As I mentioned before, you want to have a carrier that holds your baby close to you and as high up as possible. The most widely used and comfortable/supportive style of the best baby carrier on the market seem to be Soft Structured Carriers (SSCs). SSCs borrow from hiking pack technology (baby backpack carriers) and people who use this type of carrier are using it in malls, parks, hiking trails, the zoo (basically they are VERY versatile). This is a quick and structured product that just works seemlessly. People who use SSCs say they are easier on their back since you don't have to tie anything. Another bonus is you can use these carriers from birth all the way up to older toddlers.
Baby Positions for the Ergo
Soft Structured Carriers (SSCs)
Ergo Baby Carrier
The best part about the Ergo baby carrier (besides all the ways you can wear your baby-see photo on the right) is you can wear your baby for much longer because the padded shoulder straps and the padded waistbelt ergonomically distributes the baby's weight between your shoulders and hips. There's also a hood cover that snaps in place and you can wear your newborn in the Ergo, with the use of the infant insert (sold separately).

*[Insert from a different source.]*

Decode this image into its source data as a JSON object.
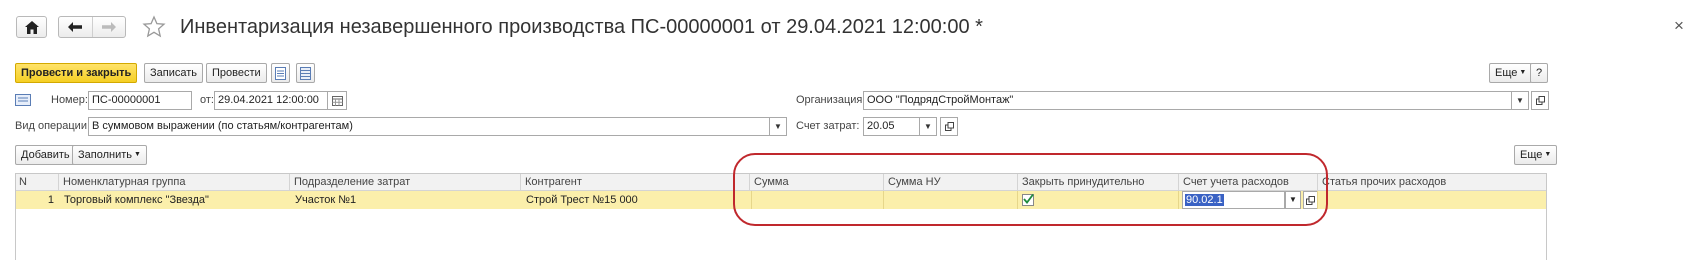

The Ergo allows your baby to be in a natural seated position, which is actually helpful and good for THEIR hips.
Boba Baby Carrier
This baby carrier also has an ergonomic design, allows your baby to sit in multiple positions and has padded shoulder and waistbelts. This product acts as a baby backpack carrier (just like the Ergo). Some of the "extras" include foot straps for your child and a removable and washable hood cover.
Comparison between the Boba and the Ergo
Baby wrap carriers are great, especially for newborn babies, as they need to be held close to the parent and they need to be supported. A baby carrier wrap offers both of these features.
The Moby has the added benefit of having no straps, buckles or fasteners to deal with. The fabric (which is triple wrapped) goes over your entire back and both shoulders, evenly distributing the weight across your back and hips.
This wrap uses high quality, strong and supportive fabric and it fits all body types,allowing for a custom fit for your body. This baby wrap carrier doesn't put pressure points on your baby and it craddles your baby's head and neck effectively.